By Sean Finnan, Avvio Chairman
Hotels must embrace innovative technology to enhance their guest experience from start to finish if they are to win back direct bookings.
Nearly nine months after joining Avvio, I am convinced that effective technology holds the key to hotels’ success with too many hotel businesses presenting archaic poorly designed websites that are confusing, slow and make it difficult to book. This drives people to the OTAs which make the booking process quick and easy.

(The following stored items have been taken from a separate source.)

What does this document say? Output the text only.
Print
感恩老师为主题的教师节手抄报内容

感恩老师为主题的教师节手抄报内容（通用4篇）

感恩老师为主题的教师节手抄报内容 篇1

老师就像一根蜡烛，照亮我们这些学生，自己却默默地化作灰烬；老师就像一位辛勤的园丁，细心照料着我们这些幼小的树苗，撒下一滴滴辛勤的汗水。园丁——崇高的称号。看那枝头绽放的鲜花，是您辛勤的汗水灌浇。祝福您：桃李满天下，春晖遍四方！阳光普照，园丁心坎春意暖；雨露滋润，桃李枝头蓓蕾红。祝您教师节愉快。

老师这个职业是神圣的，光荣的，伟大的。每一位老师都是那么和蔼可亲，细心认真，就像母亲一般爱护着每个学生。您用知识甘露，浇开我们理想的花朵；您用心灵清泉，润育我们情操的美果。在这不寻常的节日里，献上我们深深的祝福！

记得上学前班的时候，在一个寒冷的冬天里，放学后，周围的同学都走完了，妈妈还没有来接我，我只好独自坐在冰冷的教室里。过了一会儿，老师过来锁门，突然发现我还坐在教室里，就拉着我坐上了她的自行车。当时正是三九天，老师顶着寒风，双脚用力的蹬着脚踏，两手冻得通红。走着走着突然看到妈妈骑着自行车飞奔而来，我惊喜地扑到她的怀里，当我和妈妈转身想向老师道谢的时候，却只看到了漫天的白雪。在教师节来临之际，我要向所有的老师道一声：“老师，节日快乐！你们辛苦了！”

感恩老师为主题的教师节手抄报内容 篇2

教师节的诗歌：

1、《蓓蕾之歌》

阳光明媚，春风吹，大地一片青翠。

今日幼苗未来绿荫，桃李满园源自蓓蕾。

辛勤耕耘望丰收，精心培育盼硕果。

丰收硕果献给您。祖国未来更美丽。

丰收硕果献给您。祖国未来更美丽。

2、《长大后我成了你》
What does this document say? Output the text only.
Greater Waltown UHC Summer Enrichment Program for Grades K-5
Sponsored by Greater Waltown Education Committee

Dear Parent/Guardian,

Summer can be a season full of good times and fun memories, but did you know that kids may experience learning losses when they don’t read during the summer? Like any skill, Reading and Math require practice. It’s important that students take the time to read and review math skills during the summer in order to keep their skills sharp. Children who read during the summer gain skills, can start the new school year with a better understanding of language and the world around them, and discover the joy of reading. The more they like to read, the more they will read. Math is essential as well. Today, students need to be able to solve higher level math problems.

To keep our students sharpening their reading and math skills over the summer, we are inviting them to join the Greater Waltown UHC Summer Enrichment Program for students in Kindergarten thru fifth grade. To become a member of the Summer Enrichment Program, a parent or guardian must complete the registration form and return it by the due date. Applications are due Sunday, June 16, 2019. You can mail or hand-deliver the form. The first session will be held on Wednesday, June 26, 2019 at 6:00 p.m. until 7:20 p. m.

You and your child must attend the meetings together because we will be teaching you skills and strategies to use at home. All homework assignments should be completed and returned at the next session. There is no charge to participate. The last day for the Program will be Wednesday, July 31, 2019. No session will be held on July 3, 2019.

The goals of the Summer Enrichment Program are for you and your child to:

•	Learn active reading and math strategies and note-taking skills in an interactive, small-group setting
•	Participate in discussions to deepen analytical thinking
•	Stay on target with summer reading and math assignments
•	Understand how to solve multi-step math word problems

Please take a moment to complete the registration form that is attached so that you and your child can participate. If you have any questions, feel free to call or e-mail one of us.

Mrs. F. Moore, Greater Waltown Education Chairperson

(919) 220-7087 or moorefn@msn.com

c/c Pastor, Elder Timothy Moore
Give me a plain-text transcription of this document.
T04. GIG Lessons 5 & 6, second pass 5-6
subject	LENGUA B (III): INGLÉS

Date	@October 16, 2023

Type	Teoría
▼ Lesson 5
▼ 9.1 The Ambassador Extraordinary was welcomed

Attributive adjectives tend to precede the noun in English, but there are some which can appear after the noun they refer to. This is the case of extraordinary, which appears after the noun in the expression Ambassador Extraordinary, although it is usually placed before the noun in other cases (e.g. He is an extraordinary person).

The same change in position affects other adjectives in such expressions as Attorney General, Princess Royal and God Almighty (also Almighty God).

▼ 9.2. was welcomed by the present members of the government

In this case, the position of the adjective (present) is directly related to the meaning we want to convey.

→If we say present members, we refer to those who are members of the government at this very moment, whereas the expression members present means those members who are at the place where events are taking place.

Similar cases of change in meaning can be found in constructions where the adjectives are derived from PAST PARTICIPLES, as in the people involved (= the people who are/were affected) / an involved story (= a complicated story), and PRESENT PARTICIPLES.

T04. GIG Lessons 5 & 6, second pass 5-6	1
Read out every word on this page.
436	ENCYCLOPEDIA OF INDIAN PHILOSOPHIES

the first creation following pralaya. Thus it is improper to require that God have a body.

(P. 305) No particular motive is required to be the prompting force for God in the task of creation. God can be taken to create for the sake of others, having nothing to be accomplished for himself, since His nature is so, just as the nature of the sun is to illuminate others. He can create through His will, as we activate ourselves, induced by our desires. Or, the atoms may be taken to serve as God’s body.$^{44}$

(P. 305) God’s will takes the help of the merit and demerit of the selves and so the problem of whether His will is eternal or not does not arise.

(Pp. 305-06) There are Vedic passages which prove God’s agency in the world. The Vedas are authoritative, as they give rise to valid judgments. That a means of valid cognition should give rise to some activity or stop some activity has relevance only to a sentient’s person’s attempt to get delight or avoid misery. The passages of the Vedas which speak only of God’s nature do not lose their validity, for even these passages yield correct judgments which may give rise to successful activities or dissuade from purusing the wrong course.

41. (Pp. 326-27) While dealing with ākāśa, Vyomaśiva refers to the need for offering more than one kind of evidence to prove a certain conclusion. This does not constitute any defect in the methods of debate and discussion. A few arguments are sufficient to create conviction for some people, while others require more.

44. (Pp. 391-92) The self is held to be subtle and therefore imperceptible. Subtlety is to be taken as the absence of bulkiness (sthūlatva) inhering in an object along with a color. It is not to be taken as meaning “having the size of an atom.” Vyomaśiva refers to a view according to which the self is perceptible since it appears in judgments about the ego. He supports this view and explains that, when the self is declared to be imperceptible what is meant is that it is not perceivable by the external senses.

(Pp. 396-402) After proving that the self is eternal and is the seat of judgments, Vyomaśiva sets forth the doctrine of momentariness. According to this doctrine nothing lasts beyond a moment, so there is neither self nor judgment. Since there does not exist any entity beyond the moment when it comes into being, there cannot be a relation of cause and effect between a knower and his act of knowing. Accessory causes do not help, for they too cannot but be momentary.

Cutting edge technology could assist hotel businesses in rebalancing the relationship with the online travel agents (OTAs) which have dominated online bookings in recent years. Hotels must focus on creating a seamless online guest experience if they want to win back more direct bookings from the OTAs.
This means creating dynamic responsive websites, booking engines and marketing campaigns that tailor their information and offering to each individual guest, responding to their interests or needs.
Thanks to increasingly sophisticated machine learning and artificial intelligence (AI), this is now possible as we can accurately track user behaviour and interests. Websites and booking systems should no longer be a blank slate but a proactive sales and marketing tool, directing the relevant information towards the appropriate audiences.
The OTAs have dominated the hotel booking market because they have built websites that make booking a quick and easy process. They curate and present the useful information and great deals to the potential customer when it is needed increasing the conversion rate and upselling many additional services.
Hotels must learn from this.
In Europe, Booking.com alone now accounts for 50% of all hotel bookings. While OTAs bring in huge amounts of business and extend many hotels’ marketing reach far beyond their in-house capacity, they also claim hefty commissions of up to 25%, stripping the hotels of most of their profits. Too many hotels have allowed themselves to become locked in the past leading to an unhealthy dependency on OTAs and urges them to take proactive steps to redress the balance.
We should, however, not demonise the OTAs as they do bring in a massive amount of business but equally, once commission is factored in, the profit margins for hotels can be reduced to almost zero but far too many hotels have not modernised. Admittedly technology has advanced at a rate many businesses have struggled to keep pace with but hotels cannot allow themselves to get lost in the past any longer.
The technology is here and it can help hotels thrive if used cleverly.
Finnan brings experience from several top positions including former UK chair at multinational IT and business process services company EDS, running the European outsourcing business at IBM and working as commercial CEO for the UK business of HP. He has long been involved with the influential member representative industry body Tech UK and is a former president of the organisation.